Micron Technology (NASDAQ:MU | MU Price Prediction) trades at $766.58 with a market cap of $896.92 billion, putting the only U.S.-based memory manufacturer within striking distance of the $1 trillion club. Our 24/7 Wall St. price target for Micron is $433.93 over the next 12 months, implying 43.39% downside after a parabolic run. Confidence is high at 90%. Yet on a five-year horizon, our bull case crosses $1,000 by February 2030. The answer to the headline is yes. The path is bumpy.
| Metric | Value |
|---|---|
| Current Price | $766.58 |
| 24/7 Wall St. Price Target | $433.93 |
| Upside/Downside | -43.39% |
| Recommendation | HOLD |
| Confidence Level | 90% |
Why We Could Be Wrong
Before going further, our 12-month 24/7 Wall St. price target sits well below where Micron trades today, and that gap deserves respect. Order books are stretching into 2027, HBM4 supply for calendar 2026 is already sold out on price and volume, and management argues memory supply will stay short of demand for the foreseeable future. Treat our target as one datapoint. The detailed bull case below explains why Micron could keep defying gravity.
A 732% Year Sets the Stage
Micron is up 732.64% over the past year, 168.71% year to date, and 82.26% in the past month alone. Shares sit 30% below the 52-week high of $818.67 against a 52-week low of $90.71. Fiscal Q1 2026 revenue hit $13.643 billion, up 56.6% year over year, with non-GAAP EPS of $4.78 beating the $3.94 consensus. Q2 guidance calls for $18.70 billion in revenue at a 68% non-GAAP gross margin.
The Case for $1,000+ by 2030
CEO Sanjay Mehrotra projects the HBM TAM growing at roughly 40% CAGR to $100 billion by 2028, a milestone now pulled in two years. Micron can only meet 50% to two-thirds of demand from key customers, and management says the DRAM supply-demand gap is the widest it has ever seen.

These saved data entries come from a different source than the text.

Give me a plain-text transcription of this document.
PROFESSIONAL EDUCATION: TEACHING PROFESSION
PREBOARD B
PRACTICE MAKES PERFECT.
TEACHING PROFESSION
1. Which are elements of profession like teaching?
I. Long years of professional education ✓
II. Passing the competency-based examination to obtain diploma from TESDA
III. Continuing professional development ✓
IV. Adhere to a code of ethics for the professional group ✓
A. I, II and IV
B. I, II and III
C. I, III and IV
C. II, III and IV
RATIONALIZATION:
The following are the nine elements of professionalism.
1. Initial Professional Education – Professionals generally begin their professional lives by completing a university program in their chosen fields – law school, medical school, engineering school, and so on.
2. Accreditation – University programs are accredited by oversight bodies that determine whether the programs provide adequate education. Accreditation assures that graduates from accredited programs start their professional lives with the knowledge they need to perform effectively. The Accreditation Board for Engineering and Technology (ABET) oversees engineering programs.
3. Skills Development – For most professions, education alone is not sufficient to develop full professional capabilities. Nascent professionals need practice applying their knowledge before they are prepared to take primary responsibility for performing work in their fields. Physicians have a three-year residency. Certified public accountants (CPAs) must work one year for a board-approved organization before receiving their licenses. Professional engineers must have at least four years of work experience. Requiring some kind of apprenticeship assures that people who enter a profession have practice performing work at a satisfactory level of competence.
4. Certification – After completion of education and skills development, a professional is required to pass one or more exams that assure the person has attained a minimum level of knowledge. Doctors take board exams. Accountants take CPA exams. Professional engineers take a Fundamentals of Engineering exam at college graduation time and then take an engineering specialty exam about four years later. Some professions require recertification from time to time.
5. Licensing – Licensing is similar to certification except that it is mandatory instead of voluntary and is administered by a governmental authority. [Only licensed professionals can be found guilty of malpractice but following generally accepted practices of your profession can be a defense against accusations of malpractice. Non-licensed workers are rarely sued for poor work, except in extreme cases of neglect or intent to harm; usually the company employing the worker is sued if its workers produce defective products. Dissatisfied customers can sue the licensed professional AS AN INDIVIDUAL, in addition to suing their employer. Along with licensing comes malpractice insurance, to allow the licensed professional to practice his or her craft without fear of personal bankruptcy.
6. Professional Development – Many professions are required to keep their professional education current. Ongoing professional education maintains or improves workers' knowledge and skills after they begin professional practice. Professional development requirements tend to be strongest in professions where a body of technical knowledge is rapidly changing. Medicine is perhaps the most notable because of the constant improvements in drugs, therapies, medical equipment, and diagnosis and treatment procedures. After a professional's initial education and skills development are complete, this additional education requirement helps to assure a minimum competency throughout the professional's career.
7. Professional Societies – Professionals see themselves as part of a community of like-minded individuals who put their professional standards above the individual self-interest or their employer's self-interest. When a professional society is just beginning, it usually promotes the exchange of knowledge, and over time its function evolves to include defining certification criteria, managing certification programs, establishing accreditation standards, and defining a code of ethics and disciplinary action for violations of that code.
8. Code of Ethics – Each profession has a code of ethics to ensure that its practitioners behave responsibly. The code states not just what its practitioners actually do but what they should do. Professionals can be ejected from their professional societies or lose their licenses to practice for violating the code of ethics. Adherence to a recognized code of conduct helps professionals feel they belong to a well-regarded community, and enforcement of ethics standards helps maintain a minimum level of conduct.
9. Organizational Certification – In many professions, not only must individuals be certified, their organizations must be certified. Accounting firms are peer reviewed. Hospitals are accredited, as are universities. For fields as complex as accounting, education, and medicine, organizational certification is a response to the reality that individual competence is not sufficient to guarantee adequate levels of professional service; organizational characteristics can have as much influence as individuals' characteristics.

Cloud Memory delivered 66% gross margin and 55% operating margin last quarter. With 39 Buy ratings against zero Sells and an analyst target of $573.9, sentiment is decisively bullish. Our 5-year bull case reaches $1,054.41, which on roughly 1.13 billion shares clears the $1 trillion threshold.
BofA raised the firm’s price target on Micron to $950 from $500 and keeps a Buy rating on the shares.
What Could Go Wrong
Memory is cyclical. As recently as FY2023, Micron posted a $5.8 billion net loss on revenue of $15.5 billion. Fiscal 2026 capex is being raised to roughly $20 billion, and insider activity shows 63 recent transactions skewed net selling. Our base 5-year case fades to $269.47, the bear case to $301.02. Bulls would counter that insider sales reflect equity comp vesting after a 700%-plus rally, and the elevated capex funds the Idaho fab pulled into mid-2027 plus the New York facility.
A 12-Month Caution, a Long-Term Yes
Our Wall St. price target is $433.93 with a hold signal on a 12-month basis, but the long-term answer to the trillion-dollar question is still yes. The decisive factor is the gap between a forward P/E of 8 and a trailing P/E of 37: one of those is wrong, and history says cyclicals get punished before earnings prove out. The 200-day moving average sits near $294.02, a level the model treats as more constructive. At current levels, the model stays cautious until Q2 results confirm the 68% gross margin guide.
Looking further ahead, here is where our model projects Micron could trade, assuming the AI memory supercycle holds and Micron executes on HBM4 and the Idaho and New York fabs.
| Year | 24/7 Wall St. Price Target |
|---|---|
| 2026 | $433.93 |
| 2027 | $575.00 |
| 2028 | $750.00 |
| 2029 | $900.00 |
| 2030 | $1,025.00 |
These projections assume Micron compounds bit shipments at roughly 20% annually and defends HBM share. Significant downside could come from a Korean supply normalization or a hyperscaler capex pause.